Having an incorrect white balance gives the image a color tint, typically warmer (orange), or colder (blue). Some people use this for creative effect. There are various tools and operations which rely on the assumption that the white balance of the image is correct, for example highlights recovery, skin or sky hue targetting, etc. You should not make creative color tints using the white balance tool, but rather use it for making white what should be white, and then use any of the other tools in RawTherapee to add a desired color tint for creative effect.
White balance can be set in different ways: Camera, Auto, Custom, or a host of presets for different light sources.
- Takes the white balance used by the camera. If you shoot only in raw (so no raw+JPG), put the white balance settings of your camera on Auto. This should generally give good results.
- Automatically corrects the white balance, by assuming that the average color of the scene is neutral gray. Works well for a wide range of scenes, and can be a good starting point for manual adjustments.
- Set your own color temperature and green tint by moving the two sliders and/or using the Spot WB tool.
When you click on the Spot WB button (shortcut: w), the cursor changes into a pipette when it's over the preview. Click on a gray or neutral area to determine the correct white balance. The gray/neutral area may not be clipped, otherwise readings will be off. You may use the picker several times on different places in the photo, until you find a spot that leads to a suitable reading. Use the Size drop-down box to change the size of the pipette. This tool can be used as well inside a detail window. Right-click to cancel the tool and to get the regular cursor back.
Temperature and Tint
Moving the Temperature slider to the left makes the image cooler (bluish), moving it to the right makes it warmer (yellowish). Moving the Tint slider to the left makes the image purplish, moving it to the right greenish.

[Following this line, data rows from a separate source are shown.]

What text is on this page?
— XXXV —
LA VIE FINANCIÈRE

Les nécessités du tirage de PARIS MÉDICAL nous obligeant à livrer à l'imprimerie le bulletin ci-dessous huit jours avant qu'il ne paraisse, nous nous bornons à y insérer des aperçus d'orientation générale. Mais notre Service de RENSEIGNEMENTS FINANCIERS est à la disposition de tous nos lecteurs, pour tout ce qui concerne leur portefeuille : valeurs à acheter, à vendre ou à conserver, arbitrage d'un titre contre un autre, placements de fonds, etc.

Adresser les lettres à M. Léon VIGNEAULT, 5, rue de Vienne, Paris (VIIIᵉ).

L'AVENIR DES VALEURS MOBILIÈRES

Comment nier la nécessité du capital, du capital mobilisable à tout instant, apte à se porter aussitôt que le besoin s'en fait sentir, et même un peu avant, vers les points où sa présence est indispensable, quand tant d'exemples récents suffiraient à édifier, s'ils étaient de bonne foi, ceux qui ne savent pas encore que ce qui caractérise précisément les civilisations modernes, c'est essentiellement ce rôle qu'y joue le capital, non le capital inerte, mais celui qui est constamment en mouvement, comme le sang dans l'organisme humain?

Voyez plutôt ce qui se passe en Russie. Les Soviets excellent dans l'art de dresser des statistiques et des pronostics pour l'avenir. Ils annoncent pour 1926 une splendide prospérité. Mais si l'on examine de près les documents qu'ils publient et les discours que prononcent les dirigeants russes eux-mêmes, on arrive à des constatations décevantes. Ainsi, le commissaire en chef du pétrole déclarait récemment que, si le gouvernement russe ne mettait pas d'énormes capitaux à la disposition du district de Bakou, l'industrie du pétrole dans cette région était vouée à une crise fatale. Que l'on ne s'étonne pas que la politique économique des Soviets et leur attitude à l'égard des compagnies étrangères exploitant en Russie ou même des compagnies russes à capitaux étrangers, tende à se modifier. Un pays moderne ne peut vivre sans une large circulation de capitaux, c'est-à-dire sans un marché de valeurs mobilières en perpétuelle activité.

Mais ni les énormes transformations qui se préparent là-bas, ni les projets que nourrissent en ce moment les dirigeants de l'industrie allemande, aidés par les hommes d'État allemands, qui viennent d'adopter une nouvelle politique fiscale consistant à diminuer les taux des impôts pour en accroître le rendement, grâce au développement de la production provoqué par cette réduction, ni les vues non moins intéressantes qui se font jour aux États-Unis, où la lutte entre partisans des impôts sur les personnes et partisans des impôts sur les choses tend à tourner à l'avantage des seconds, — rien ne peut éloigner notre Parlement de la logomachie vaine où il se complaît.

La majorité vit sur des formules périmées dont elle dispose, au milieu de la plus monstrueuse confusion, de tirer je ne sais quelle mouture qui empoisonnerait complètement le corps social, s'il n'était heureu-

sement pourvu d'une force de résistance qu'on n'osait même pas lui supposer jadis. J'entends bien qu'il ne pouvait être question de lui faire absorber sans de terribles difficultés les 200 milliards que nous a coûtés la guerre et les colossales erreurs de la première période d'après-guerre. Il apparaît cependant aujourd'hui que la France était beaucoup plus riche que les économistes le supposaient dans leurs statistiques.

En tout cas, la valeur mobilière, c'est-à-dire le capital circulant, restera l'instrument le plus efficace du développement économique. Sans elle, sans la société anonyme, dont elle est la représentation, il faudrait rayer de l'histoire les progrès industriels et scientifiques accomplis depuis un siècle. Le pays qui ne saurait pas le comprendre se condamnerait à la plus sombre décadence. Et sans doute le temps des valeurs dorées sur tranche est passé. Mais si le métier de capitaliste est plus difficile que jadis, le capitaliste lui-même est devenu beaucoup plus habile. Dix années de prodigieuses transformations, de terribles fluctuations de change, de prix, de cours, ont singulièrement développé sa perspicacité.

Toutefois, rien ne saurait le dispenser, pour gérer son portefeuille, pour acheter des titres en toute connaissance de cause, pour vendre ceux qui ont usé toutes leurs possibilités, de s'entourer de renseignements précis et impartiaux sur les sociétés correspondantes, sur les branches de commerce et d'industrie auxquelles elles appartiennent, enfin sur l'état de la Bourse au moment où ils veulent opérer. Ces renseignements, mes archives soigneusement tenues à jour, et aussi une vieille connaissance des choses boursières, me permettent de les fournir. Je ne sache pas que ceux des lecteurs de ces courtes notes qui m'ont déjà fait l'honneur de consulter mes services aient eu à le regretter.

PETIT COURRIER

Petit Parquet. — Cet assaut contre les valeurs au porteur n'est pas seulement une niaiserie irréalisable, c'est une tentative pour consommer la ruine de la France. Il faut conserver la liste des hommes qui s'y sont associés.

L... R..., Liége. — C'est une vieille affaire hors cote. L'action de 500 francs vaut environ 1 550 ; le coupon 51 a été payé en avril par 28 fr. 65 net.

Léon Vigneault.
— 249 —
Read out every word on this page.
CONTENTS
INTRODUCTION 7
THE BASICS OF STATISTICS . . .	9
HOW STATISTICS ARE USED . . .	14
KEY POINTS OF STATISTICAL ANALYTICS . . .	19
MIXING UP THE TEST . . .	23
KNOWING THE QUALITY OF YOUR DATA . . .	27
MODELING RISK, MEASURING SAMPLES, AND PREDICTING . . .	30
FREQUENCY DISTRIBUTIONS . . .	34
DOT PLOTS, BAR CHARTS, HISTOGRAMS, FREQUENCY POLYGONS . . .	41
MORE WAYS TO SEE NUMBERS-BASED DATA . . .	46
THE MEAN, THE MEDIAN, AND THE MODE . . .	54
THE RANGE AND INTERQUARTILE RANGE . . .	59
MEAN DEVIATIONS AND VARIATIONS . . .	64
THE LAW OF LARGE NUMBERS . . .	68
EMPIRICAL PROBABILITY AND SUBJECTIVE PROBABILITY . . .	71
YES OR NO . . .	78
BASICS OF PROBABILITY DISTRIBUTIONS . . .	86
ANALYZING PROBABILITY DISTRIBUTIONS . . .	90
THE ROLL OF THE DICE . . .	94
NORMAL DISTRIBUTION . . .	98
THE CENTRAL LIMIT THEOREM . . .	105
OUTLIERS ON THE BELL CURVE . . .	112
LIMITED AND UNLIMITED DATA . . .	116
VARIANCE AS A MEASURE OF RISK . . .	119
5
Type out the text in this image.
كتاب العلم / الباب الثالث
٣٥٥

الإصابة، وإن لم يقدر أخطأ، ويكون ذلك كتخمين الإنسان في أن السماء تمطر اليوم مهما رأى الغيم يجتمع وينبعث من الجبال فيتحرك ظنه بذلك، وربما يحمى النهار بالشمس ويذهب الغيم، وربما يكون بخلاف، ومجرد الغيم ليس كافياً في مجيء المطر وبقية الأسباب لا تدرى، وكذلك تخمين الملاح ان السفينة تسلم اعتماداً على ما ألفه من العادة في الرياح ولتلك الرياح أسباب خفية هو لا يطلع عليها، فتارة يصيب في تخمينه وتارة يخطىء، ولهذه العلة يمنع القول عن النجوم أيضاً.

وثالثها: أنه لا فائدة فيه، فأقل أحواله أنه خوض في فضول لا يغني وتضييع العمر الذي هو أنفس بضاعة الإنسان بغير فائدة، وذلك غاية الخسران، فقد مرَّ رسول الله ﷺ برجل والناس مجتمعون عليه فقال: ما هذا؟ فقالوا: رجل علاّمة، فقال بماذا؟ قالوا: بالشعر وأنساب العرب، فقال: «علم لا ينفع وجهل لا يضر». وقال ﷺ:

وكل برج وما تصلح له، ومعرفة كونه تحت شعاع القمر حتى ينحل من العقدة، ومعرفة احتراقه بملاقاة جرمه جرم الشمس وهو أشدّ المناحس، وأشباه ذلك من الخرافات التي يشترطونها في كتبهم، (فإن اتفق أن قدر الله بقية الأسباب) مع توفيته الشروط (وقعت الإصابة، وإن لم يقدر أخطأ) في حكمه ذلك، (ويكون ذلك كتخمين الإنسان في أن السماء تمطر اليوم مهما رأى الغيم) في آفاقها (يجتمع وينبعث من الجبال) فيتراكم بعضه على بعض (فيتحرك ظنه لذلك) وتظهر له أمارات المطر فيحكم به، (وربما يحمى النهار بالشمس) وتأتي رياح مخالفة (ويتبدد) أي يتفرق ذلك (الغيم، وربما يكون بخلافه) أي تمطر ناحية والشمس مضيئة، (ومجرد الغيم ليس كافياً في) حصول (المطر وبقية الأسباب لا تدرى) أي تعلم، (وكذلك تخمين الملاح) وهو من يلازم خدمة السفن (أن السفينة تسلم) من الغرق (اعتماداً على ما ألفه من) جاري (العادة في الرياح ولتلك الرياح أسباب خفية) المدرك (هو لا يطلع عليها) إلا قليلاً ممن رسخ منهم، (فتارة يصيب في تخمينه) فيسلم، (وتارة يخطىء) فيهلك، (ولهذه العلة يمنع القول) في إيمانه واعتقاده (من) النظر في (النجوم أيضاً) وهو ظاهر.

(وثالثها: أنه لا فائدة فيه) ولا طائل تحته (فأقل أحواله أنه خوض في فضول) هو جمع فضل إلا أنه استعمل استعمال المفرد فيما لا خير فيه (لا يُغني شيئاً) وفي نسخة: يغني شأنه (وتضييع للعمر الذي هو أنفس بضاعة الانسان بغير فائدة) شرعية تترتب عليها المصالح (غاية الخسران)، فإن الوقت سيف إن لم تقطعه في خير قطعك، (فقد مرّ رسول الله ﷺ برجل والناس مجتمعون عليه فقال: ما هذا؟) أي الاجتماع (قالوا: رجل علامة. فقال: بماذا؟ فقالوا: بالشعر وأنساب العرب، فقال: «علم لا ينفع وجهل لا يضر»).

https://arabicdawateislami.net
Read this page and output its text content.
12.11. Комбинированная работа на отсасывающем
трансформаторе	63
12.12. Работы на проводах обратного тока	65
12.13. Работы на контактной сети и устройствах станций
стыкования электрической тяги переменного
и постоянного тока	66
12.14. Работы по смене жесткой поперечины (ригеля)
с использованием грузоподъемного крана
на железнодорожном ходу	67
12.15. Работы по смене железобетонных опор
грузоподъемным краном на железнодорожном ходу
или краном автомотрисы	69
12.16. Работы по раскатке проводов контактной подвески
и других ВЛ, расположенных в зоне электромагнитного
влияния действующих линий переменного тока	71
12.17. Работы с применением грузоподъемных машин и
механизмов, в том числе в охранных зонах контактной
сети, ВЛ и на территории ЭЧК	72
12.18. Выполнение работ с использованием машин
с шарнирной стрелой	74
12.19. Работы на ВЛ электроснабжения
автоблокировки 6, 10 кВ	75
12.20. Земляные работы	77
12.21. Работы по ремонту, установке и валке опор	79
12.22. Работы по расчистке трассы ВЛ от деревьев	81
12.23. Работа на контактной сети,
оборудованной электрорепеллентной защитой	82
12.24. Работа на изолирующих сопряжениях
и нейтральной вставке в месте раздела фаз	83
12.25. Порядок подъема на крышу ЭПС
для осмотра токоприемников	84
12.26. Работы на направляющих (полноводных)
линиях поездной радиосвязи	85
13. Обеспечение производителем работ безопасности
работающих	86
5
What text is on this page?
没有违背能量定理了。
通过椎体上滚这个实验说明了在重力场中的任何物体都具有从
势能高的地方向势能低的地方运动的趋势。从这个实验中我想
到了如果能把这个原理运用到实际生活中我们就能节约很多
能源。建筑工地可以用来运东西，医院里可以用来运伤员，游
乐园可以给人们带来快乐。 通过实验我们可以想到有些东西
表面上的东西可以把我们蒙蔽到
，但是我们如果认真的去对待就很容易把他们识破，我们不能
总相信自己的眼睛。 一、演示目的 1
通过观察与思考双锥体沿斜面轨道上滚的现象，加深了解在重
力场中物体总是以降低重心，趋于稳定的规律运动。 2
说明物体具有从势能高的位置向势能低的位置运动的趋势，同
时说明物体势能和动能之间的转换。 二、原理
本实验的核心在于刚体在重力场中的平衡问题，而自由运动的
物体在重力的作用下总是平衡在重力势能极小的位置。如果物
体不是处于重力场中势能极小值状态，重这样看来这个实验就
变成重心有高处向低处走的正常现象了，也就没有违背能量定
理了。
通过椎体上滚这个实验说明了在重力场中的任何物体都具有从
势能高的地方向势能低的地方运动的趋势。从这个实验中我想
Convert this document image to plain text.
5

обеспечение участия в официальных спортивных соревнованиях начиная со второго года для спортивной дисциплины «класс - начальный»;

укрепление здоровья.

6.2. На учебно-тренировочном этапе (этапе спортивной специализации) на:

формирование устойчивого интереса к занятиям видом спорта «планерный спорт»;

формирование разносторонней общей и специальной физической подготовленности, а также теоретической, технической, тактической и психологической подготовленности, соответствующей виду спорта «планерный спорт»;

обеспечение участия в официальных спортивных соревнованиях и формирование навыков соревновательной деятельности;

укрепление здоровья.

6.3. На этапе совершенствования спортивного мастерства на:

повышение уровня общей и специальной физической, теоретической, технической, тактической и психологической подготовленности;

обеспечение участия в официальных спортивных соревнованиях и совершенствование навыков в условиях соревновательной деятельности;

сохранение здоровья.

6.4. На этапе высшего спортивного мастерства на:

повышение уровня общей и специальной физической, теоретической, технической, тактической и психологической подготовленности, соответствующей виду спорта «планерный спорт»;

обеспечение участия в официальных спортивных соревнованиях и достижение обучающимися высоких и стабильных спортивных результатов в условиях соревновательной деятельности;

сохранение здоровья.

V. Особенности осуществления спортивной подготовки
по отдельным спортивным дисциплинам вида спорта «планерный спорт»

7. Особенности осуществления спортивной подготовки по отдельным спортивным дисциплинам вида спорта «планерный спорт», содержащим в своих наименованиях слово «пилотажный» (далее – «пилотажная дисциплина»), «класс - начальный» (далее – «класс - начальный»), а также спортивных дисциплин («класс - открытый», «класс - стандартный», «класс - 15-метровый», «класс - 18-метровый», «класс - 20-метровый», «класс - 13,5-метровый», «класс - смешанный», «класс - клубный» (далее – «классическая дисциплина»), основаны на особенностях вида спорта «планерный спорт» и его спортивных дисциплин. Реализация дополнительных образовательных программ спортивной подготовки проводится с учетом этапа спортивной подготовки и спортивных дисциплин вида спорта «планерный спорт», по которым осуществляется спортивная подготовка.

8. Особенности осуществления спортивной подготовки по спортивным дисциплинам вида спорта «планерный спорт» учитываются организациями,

Allows to deviate from the normal behavior of "white balance", via increase or decrease of the ratio between red and blue. This can be useful when shooting conditions are far from the standard illuminant (e.g. underwater), or are far from conditions where calibrations were performed, where the matrices or ICC profiles are unsuitable.
White balance connection to exposure
The white balance is described in temperature and tint, but will for raw images internally be translated into weights of the red, green and blue channels. The weights will be adjusted so that the channel with the smallest weight reaches clipping in the working space (usually ProPhoto RGB) when the raw channel is clipped. In other words, with exposure set to 0.0 and no highlight recovery enabled the full visible range is fully defined by the raw backing. As white balance changes the weights you may see a slight exposure change if you make drastic changes.